IWCA was created to stop the practice of removing hundreds of thousands of Native American children from their homes by adoption agencies and placed with White families or in group settings.

Native Americans say the law is essential to them and Native culture, and have pledged to defend it.

“We know the importance of keeping our children connected with their families, communities, and heritage. ICWA has proven itself as the gold standard of child welfare law, which is why both Republican and Democratic administrations, tribes and tribal organizations, and child welfare experts continue to defend it,” Cherokee Nation Principal Chief Chuck Hoskin Jr. and three other tribal leaders said in a statement.

“We will never accept a return to a time when our children were forcibly removed from our communities, and look forward to fighting for ICWA before the Court.”

ICWA is being challenged by seven individuals and three states, led by Texas. The plaintiffs contend the law requires state officials to put aside the traditional standard of doing what is best for the child, and they say it violates the Constitution’s promise of equal protection.

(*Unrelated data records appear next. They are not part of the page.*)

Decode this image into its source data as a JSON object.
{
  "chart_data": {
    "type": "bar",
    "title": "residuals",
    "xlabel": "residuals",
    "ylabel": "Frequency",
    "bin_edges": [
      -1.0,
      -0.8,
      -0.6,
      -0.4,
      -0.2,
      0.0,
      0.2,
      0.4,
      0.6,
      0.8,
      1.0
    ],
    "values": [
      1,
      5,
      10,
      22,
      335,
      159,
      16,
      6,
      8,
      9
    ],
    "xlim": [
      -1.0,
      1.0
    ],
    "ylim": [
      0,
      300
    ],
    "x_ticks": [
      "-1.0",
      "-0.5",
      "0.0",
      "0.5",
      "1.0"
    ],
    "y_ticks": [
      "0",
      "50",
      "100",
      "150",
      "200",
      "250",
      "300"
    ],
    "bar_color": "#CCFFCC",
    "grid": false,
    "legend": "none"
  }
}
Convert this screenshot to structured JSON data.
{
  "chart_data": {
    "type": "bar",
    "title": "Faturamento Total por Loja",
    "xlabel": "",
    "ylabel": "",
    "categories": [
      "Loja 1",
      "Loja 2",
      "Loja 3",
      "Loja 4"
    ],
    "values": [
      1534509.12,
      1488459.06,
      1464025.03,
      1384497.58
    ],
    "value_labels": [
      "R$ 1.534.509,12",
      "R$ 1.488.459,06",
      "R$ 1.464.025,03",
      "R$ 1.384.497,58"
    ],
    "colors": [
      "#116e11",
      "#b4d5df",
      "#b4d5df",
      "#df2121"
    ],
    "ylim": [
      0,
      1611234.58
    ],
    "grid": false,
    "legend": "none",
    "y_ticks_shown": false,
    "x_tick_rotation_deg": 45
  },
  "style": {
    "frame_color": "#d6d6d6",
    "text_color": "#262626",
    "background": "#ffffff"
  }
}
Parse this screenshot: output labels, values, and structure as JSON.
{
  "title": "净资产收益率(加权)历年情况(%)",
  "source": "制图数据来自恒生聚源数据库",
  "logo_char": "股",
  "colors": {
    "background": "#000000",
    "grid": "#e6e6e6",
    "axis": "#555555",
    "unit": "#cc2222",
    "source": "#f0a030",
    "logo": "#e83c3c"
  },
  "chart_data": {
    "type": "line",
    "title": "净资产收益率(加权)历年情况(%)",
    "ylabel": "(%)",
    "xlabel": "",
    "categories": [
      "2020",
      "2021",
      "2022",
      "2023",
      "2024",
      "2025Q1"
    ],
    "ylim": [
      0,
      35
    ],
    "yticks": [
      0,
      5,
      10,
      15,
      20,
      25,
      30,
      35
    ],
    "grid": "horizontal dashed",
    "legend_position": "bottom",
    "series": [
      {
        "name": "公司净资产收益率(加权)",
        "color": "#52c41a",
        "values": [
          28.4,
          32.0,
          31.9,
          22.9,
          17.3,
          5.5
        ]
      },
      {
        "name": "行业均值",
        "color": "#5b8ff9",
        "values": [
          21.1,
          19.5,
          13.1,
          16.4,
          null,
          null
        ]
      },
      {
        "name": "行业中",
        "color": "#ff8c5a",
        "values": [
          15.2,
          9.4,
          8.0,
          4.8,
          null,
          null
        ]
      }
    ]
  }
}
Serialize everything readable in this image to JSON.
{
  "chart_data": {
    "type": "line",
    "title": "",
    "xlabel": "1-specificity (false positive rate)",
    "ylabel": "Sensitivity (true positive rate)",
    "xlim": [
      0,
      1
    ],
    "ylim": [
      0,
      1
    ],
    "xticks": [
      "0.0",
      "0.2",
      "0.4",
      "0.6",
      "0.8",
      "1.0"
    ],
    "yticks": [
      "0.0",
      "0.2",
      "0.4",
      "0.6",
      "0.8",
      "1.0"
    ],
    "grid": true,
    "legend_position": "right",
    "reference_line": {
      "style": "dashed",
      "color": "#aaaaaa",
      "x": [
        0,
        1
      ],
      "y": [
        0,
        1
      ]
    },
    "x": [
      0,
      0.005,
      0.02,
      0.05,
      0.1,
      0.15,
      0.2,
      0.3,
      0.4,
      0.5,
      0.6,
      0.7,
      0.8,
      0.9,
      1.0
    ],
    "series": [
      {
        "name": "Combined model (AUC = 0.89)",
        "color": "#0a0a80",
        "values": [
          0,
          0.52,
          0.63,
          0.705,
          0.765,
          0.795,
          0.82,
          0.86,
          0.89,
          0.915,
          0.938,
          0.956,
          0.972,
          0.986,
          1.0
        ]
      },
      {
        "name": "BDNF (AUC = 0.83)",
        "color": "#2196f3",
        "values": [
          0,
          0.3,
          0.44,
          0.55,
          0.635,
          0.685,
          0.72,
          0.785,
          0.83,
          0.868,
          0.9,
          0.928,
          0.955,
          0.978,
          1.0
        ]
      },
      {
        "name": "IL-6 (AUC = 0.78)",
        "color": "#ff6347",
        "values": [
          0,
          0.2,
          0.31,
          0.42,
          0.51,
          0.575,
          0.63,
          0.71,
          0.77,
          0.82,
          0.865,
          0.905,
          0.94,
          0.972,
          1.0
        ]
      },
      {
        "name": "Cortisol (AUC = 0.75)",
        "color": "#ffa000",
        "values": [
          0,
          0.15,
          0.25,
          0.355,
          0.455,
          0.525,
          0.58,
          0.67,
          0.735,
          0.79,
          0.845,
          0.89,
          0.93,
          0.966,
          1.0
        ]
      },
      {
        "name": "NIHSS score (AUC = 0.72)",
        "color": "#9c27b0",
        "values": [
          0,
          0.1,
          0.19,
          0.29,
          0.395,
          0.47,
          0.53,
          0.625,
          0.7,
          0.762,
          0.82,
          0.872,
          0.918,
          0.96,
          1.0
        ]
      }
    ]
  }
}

“ICWA operates as a unified scheme that places ‘Indian children’ in a disfavored position, depriving them of a placement decision based on their best interests, and instead requiring placements” based on the child’s biology, the individual plaintiffs told the court in their filing.

Non-Indian adoptive parents end up “last in line to adopt an Indian child,” the filing said, behind a member of the child’s extended family, other members of the child’s tribe and other families “from any one of the other 573 Indian tribes, regardless of whether the tribe has any connection to the child.”

Texas said in its brief that this was a result of societal factors. “The United States and tribes make no effort,” attorneys for the state wrote in a brief, per The Times, “to disprove the common-sense conclusion that today, the high numbers of adoptions and fostering of Indian children are often a sign, not the cause, of the high risk of neglect, violence, gang activity, drug abuse, alcoholism and suicide among Indian children.”

Louisiana and Indiana are also among the challengers to ICWA. The law is being defended by the Biden administration and tribal leaders.

All sides asked the Supreme Court to get involved after the entire U.S. Court of Appeals for the 5th Circuit delivered a 325-page ruling on the law that split evenly on some issues and included opinions from six judges.

Four cases in the fight over ICWA are being consolidated under Haaland v. Brackeen.